Euphorbe (Cazin 1868)
Euphorbe épurge
Nom accepté : Euphorbia lathyris
Lathyris seu cataputia minor. Bauh. — Lathyris. Dod. — Esula major. Riv. Cataputia. Brunf. — Tithymalus lathyris. Lam.
Epurge, — euphorbe catapuce, — euphorbe lathyrienne, — tithymale-épurge, — grande ésule
EUPHORBIACÉES. — EUPHORBIÉES. Fam. nat. — DODÉCANDRIE TRIGYNIE. L.

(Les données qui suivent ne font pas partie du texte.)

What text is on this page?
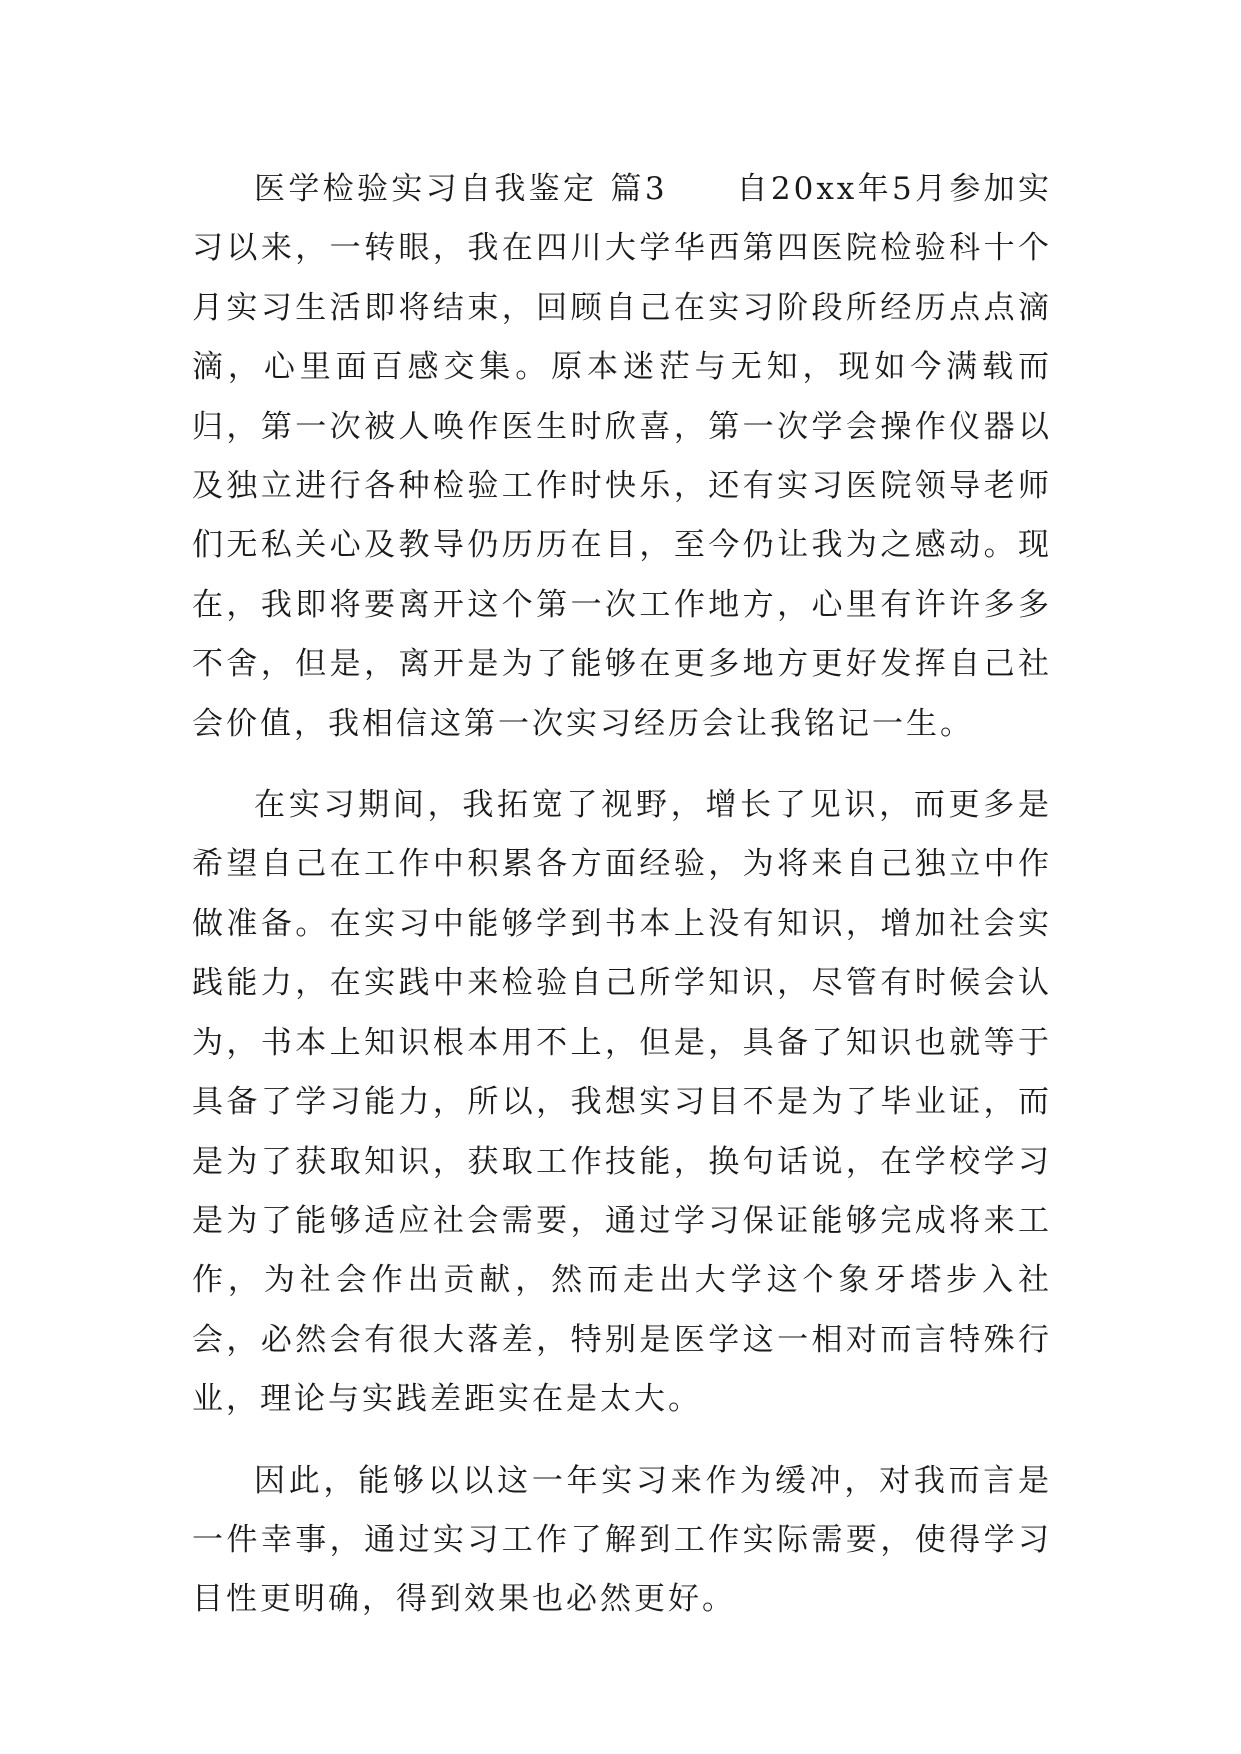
医学检验实习自我鉴定 篇3　　自20xx年5月参加实习以来，一转眼，我在四川大学华西第四医院检验科十个月实习生活即将结束，回顾自己在实习阶段所经历点点滴滴，心里面百感交集。原本迷茫与无知，现如今满载而归，第一次被人唤作医生时欣喜，第一次学会操作仪器以及独立进行各种检验工作时快乐，还有实习医院领导老师们无私关心及教导仍历历在目，至今仍让我为之感动。现在，我即将要离开这个第一次工作地方，心里有许许多多不舍，但是，离开是为了能够在更多地方更好发挥自己社会价值，我相信这第一次实习经历会让我铭记一生。

在实习期间，我拓宽了视野，增长了见识，而更多是希望自己在工作中积累各方面经验，为将来自己独立中作做准备。在实习中能够学到书本上没有知识，增加社会实践能力，在实践中来检验自己所学知识，尽管有时候会认为，书本上知识根本用不上，但是，具备了知识也就等于具备了学习能力，所以，我想实习目不是为了毕业证，而是为了获取知识，获取工作技能，换句话说，在学校学习是为了能够适应社会需要，通过学习保证能够完成将来工作，为社会作出贡献，然而走出大学这个象牙塔步入社会，必然会有很大落差，特别是医学这一相对而言特殊行业，理论与实践差距实在是太大。

因此，能够以以这一年实习来作为缓冲，对我而言是一件幸事，通过实习工作了解到工作实际需要，使得学习目性更明确，得到效果也必然更好。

Cette plante (Pl. XYIII), une des plus belles espèces d'euphorbe parmi celles de l'Europe, se trouve sur les lisières des grandes routes, dans les terrains sablonneux et boisés, et est plus abondante dans les parties tempérées de la France que dans les départements du Nord. Je la cultive dans mon jardin ; elle se sème d'elle-même.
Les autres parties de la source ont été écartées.